Nepp: Nein, am 1. Juni erhöhen sich die Krankenversicherungsbeiträge.
Mahrer: Lassen Sie mich ausreden. Der Herr Kickl (FPÖ-Chef, Anm.) hat in der Vorbereitung der Regierungsverhandlungen genau dieser Entscheidung zugestimmt. Also, bleiben Sie bei der Wahrheit.
oe24: Kommen wir auch noch zum Thema Migration. Herr Nepp, Sie plakatieren „weniger Asylmillionen“. Löst das wirklich die Integrationsprobleme?
Nepp: Ja. Man sieht das in vielen anderen Ländern: Sobald man von Geld- auf Sachleistungen umsteigt bzw. auf eine Bezahlkarte, dann gehen diese Menschen weiter.
oe24: Herr Bürgermeister, die FPÖ wirft Ihnen vor, mit den hohen Sozialleistungen Migranten nach Wien zu locken.
Ludwig: Ich habe schon im Sommer einen Vorschlag gemacht, die Mindestsicherung zu ändern.
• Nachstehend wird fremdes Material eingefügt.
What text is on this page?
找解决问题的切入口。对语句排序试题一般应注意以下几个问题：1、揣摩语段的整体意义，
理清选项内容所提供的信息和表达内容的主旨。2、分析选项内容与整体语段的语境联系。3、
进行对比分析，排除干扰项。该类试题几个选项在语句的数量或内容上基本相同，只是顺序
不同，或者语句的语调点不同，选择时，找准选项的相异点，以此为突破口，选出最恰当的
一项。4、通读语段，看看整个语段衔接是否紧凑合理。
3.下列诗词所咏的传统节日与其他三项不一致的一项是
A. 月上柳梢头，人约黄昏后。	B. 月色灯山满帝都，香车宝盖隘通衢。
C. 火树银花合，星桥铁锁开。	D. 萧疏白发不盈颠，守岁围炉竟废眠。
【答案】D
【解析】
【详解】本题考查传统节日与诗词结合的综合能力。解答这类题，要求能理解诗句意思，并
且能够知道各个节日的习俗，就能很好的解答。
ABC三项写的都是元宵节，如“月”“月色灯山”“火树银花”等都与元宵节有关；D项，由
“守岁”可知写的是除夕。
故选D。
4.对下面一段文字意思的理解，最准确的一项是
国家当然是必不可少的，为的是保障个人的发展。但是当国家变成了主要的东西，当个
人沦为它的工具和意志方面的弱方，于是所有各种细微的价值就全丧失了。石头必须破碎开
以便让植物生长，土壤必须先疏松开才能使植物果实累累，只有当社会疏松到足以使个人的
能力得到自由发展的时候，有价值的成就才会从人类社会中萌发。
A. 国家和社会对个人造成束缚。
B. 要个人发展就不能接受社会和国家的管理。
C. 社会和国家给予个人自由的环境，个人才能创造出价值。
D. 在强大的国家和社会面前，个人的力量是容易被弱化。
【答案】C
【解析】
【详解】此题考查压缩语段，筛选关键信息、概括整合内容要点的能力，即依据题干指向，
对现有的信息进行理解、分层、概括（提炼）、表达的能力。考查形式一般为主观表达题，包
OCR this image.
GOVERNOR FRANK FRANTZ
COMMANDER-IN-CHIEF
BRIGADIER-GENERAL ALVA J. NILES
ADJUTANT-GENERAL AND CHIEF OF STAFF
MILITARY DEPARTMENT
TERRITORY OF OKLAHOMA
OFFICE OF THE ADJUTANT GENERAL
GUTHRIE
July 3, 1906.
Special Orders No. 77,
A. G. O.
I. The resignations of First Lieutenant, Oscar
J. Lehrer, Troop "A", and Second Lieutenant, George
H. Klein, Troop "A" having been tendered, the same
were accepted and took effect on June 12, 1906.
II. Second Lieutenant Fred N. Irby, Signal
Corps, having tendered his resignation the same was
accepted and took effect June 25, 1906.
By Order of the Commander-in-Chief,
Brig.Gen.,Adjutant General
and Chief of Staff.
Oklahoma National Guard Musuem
Nämlich alle arbeitsfähigen Personen zwischen 15 und 65 Jahren über das AMS abzuwickeln.
Mahrer: Herr Bürgermeister, Sie haben gesagt, wir sind nicht verantwortlich für den Zuzug, der da kommt. Ich sage Ihnen, Sie und vor allem der Sozialstadtrat Peter Hacker sind dafür verantwortlich.
Bettina Emmerling: Die ÖVP, die seit 38 Jahren den Innenminister stellt und jetzt das Thema Migration und die vielen Menschen, die zu uns kommen, beklagt. Wir hatten pro Monat 400 Kinder aus der Familienzusammenführung, die keinerlei schulische Vorerfahrung hatten und wo wir in Wien auch in der Pflicht waren. Etwas, wo uns der Bund auch die letzten Jahre komplett allein gelassen hat.
oe24: Frau Pühringer, wie sehen Sie das?
Judith Pühringer: Wien war immer ein Zuwanderungsland und ja, wir stehen gerade vor großen Herausforderungen. Vielleicht ein Punkt zur Mindestsicherung. Es wird immer so getan, als ob die Mindestsicherung eine soziale Hängematte wäre. Das ist sie nicht. Sie ist jetzt schon für arbeitsfähige Menschen, die müssen jetzt schon dem Arbeitsmarkt zur Verfügung stehen. Aber natürlich brauchen wir eine österreichweite Regelung.
oe24: Kommen wir noch zum Thema Bildung. Jedes zweite Kind in der Volksschule kann nicht richtig Deutsch. Die NEOS haben seit fünf Jahren die Verantwortung inne ...
Emmerling: Wir haben riesengroße Herausforderungen im Deutschbereich. Zuerst gab es die Coronakrise, dann 4.000 Kinder, die wegen des Ukrainekriegs vertrieben wurden und nach Wien kamen. Zuletzt 400 Kinder pro Monat durch den Familiennachzug. Da wurden Belastungsgrenzen erreicht.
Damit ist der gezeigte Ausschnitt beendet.